Something Borrowed …
On 09 December 2022, the world's first C919 aircraft, registration number B-919A, was delivered to China Eastern Airlines (CEA), the type’s launch customer.
The delivery ceremony was highlighted by a maiden flight of the inaugural C919 crewed by three senior CEA pilots who repositioned the aircraft from Shanghai Pudong International Airport (PVG) to the Shanghai Hongqiao International Airport (SHA), where it passed through a water gate before being officially inducted into the CEA fleet.
The C919—produced by Commercial Aircraft Corporation of China, Ltd. (COMAC), a Chinese state-owned aerospace manufacturer established in May 2008—is the first large transport-category airplane compliant with international airworthiness standards to be designed and built in China. The narrow-body airliner seats between 158 and 174 passengers and is powered by a pair of 30,000-lbf, underwing-mounted, CFM International LEAP (Leading Edge Aviation Propulsion) high-bypass turbofan engines.

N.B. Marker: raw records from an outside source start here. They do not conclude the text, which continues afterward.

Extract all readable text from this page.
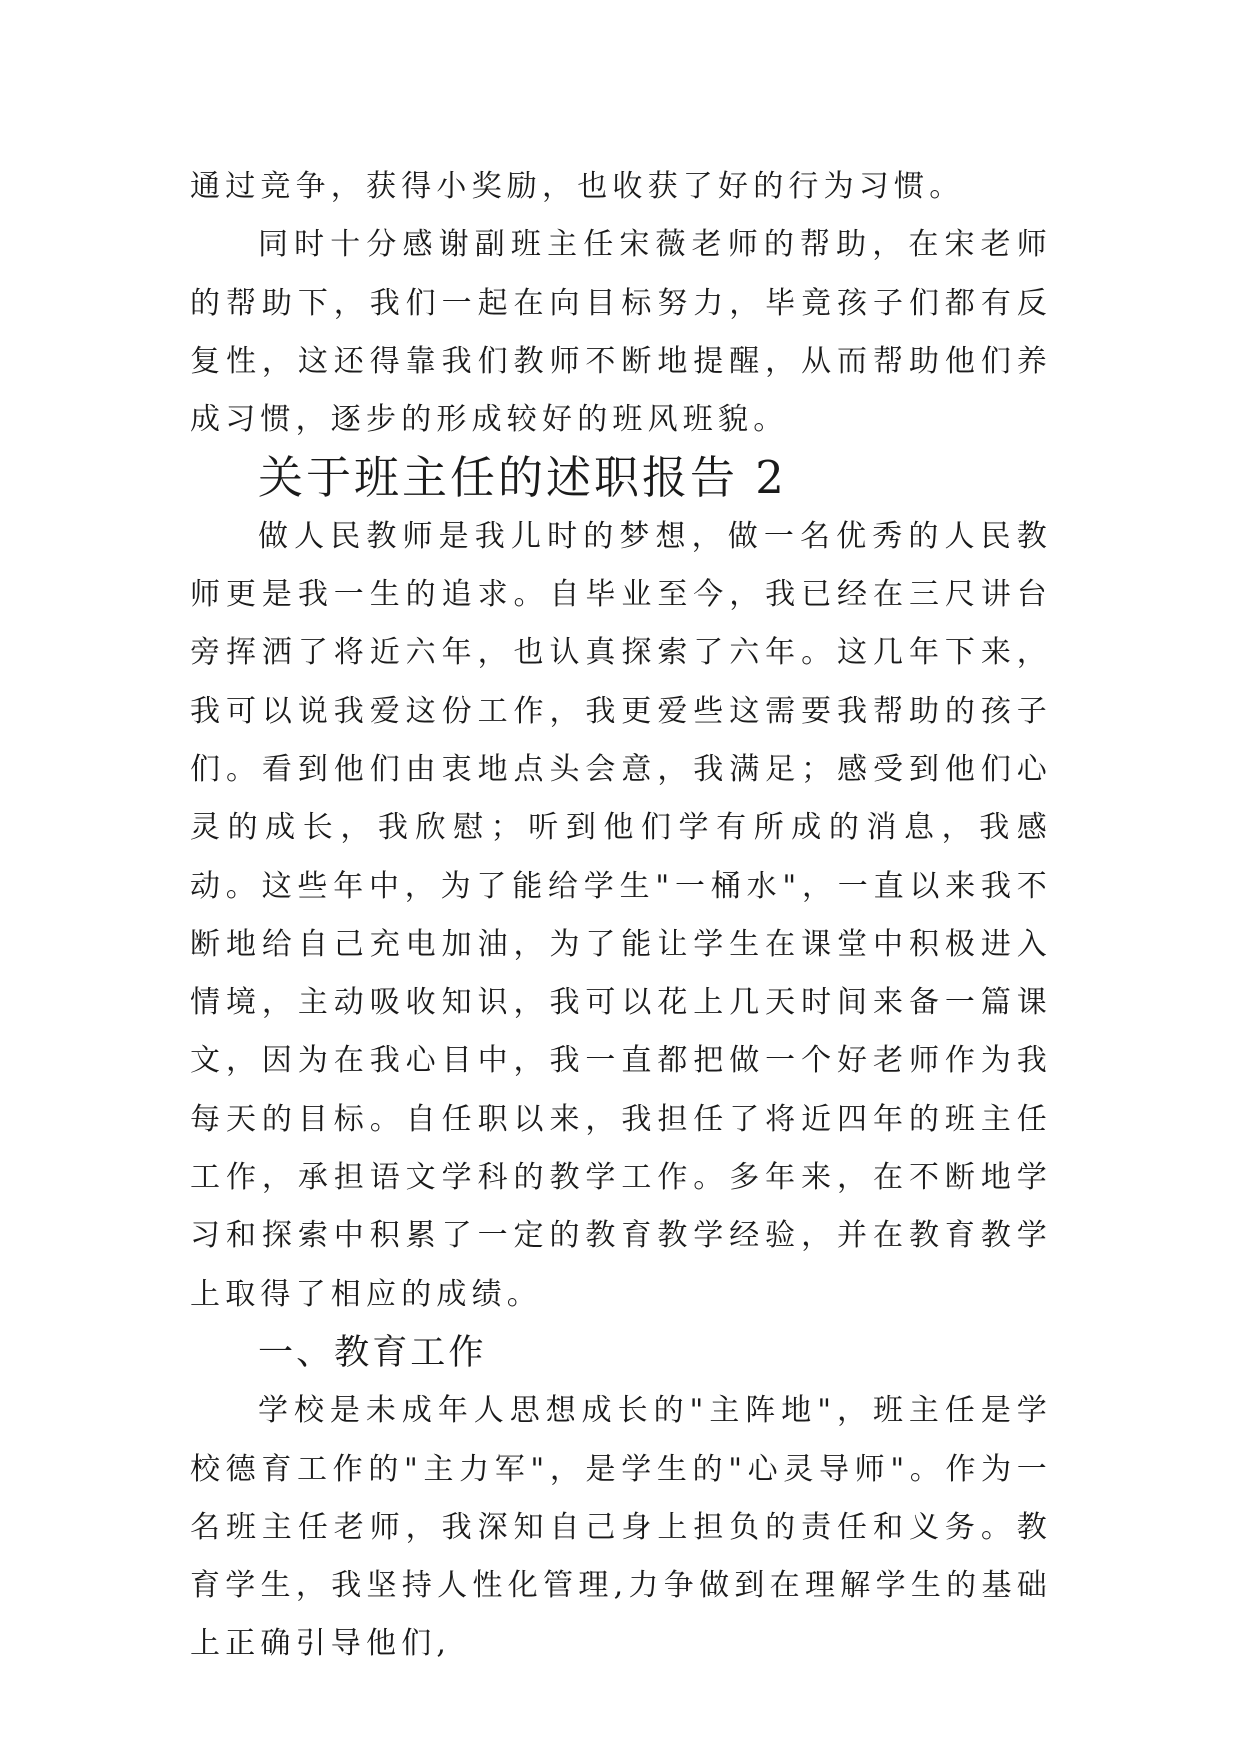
通过竞争，获得小奖励，也收获了好的行为习惯。

同时十分感谢副班主任宋薇老师的帮助，在宋老师的帮助下，我们一起在向目标努力，毕竟孩子们都有反复性，这还得靠我们教师不断地提醒，从而帮助他们养成习惯，逐步的形成较好的班风班貌。

关于班主任的述职报告 2

做人民教师是我儿时的梦想，做一名优秀的人民教师更是我一生的追求。自毕业至今，我已经在三尺讲台旁挥洒了将近六年，也认真探索了六年。这几年下来，我可以说我爱这份工作，我更爱些这需要我帮助的孩子们。看到他们由衷地点头会意，我满足；感受到他们心灵的成长，我欣慰；听到他们学有所成的消息，我感动。这些年中，为了能给学生"一桶水"，一直以来我不断地给自己充电加油，为了能让学生在课堂中积极进入情境，主动吸收知识，我可以花上几天时间来备一篇课文，因为在我心目中，我一直都把做一个好老师作为我每天的目标。自任职以来，我担任了将近四年的班主任工作，承担语文学科的教学工作。多年来，在不断地学习和探索中积累了一定的教育教学经验，并在教育教学上取得了相应的成绩。

一、教育工作

学校是未成年人思想成长的"主阵地"，班主任是学校德育工作的"主力军"，是学生的"心灵导师"。作为一名班主任老师，我深知自己身上担负的责任和义务。教育学生，我坚持人性化管理,力争做到在理解学生的基础上正确引导他们,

Notwithstanding Chinese claims of independent intellectual property rights, COMAC and its C919 are mired in allegations of industrial espionage. A U.S. Justice Department indictment sets forth that from 2010 to 2015, the Chinese cyberthreat actor Turbine Panda, a group linked to the Chinese Ministry of State Security, compromised a number of Western C919 component subcontractors—including GE Aviation, Honeywell, and Safran—from which it stole intellectual property and industrial processes data with the aim of transitioning component manufacturing to Chinese companies. The report cited cyber intrusion and theft as well as HUMINT (a portmanteau of Human and Intelligence) operations, most of which utilized segments of clandestine, purpose-written code.

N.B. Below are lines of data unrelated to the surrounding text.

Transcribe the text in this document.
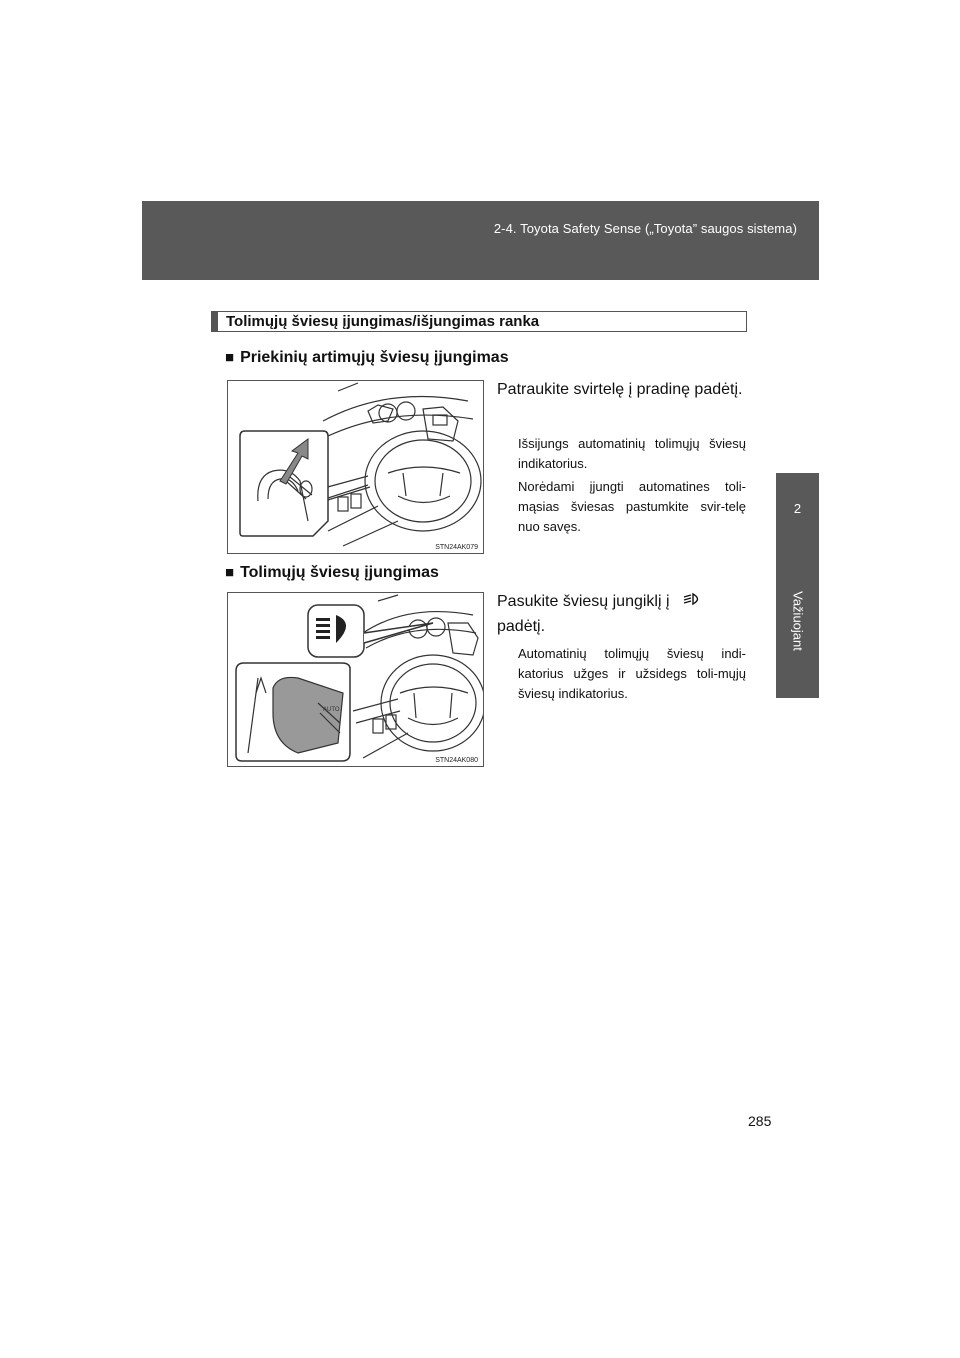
2-4. Toyota Safety Sense („Toyota” saugos sistema)
2
Važiuojant
Tolimųjų šviesų įjungimas/išjungimas ranka
■ Priekinių artimųjų šviesų įjungimas
STN24AK079
Patraukite svirtelę į pradinę padėtį.
Išsijungs automatinių tolimųjų šviesų indikatorius.
Norėdami įjungti automatines toli-mąsias šviesas pastumkite svir-telę nuo savęs.
■ Tolimųjų šviesų įjungimas
AUTO
STN24AK080
Pasukite šviesų jungiklį į
padėtį.
Automatinių tolimųjų šviesų indi-katorius užges ir užsidegs toli-mųjų šviesų indikatorius.
285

Investigations of Chinese industrial espionage and theft of trade secrets in connection with the C919’s design and development have led to the arrests of five individuals in the U.S.

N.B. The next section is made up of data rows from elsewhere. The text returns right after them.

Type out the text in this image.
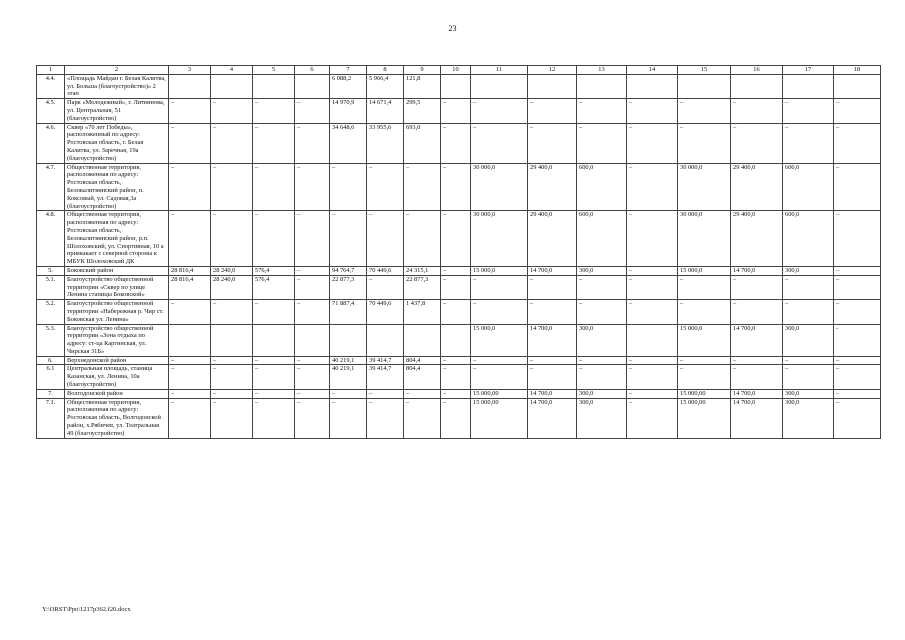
23
1	2	3	4	5	6	7	8	9	10	11	12	13	14	15	16	17	18
4.4.	«Площадь Майдан г. Белая Калитва, ул. Больша (благоустройство)» 2 этап					6 088,2	5 966,4	121,8									
4.5.	Парк «Молодежный», г. Литвинова, ул. Центральная, 51 (благоустройство)	–	–	–	–	14 970,9	14 671,4	299,5	–	–	–	–	–	–	–	–	–
4.6.	Сквер «70 лет Победы», расположенный по адресу: Ростовская область, г. Белая Калитва, ул. Заречная, 19а (благоустройство)	–	–	–	–	34 648,6	33 955,6	693,0	–	–	–	–	–	–	–	–	–
4.7.	Общественная территория, расположенная по адресу: Ростовская область, Белокалитвинский район, п. Коксовый, ул. Садовая,3а (благоустройство)	–	–	–	–	–	–	–	–	30 000,0	29 400,0	600,0	–	30 000,0	29 400,0	600,0	–
4.8.	Общественная территория, расположенная по адресу: Ростовская область, Белокалитвинский район, р.п. Шолоховский, ул. Спортивная, 10 а примыкает с северной стороны к МБУК Шолоховский ДК	–	–	–	–	–	–	–	–	30 000,0	29 400,0	600,0	–	30 000,0	29 400,0	600,0	–
5.	Боковский район	28 816,4	28 240,0	576,4	–	94 764,7	70 449,6	24 315,1	–	15 000,0	14 700,0	300,0	–	15 000,0	14 700,0	300,0	–
5.1.	Благоустройство общественной территории «Сквер по улице Ленина станицы Боковской»	28 816,4	28 240,0	576,4	–	22 877,3	–	22 877,3	–	–	–	–	–	–	–	–	–
5.2.	Благоустройство общественной территории «Набережная р. Чир ст. Боковская ул. Ленина»	–	–	–	–	71 887,4	70 449,6	1 437,8	–	–	–	–	–	–	–	–	–
5.3.	Благоустройство общественной территории «Зона отдыха по адресу: ст-ца Каргинская, ул. Чирская 31Б»									15 000,0	14 700,0	300,0		15 000,0	14 700,0	300,0	-
6.	Верхнедонской район	–	–	–	–	40 219,1	39 414,7	804,4	–	–	–	–	–	–	–	–	–
6.1	Центральная площадь, станица Казанская, ул. Ленина, 10а (благоустройство)	–	–	–	–	40 219,1	39 414,7	804,4	–	–	–	–	–	–	–	–	–
7.	Волгодонской район	–	–	–	–	–	–	–	–	15 000,00	14 700,0	300,0	–	15 000,00	14 700,0	300,0	–
7.1.	Общественная территория, расположенная по адресу: Ростовская область, Волгодонской район, х.Рябичев, ул. Театральная 49 (благоустройство)	–	–	–	–	–	–	–	–	15 000,00	14 700,0	300,0	–	15 000,00	14 700,0	300,0	–
Y:\ORST\Ppo\1217p362.f20.docx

In November 2022, a federal jury in Cincinnati sentenced Yanjun Xu, 42, to twenty-years in U.S. federal prison after he was found guilty of attempting to steal advanced aviation trade secrets from General Electric Aviation. Yanjun, a Chinese Ministry of State Security deputy division director, was the first Chinese government intelligence officer to be extradited to the U.S. for purpose of standing trial. Yanjun’s actions and immediate future reconcile poorly with the fact that the Chinese given name Xu translates to Brilliant Rising Sun.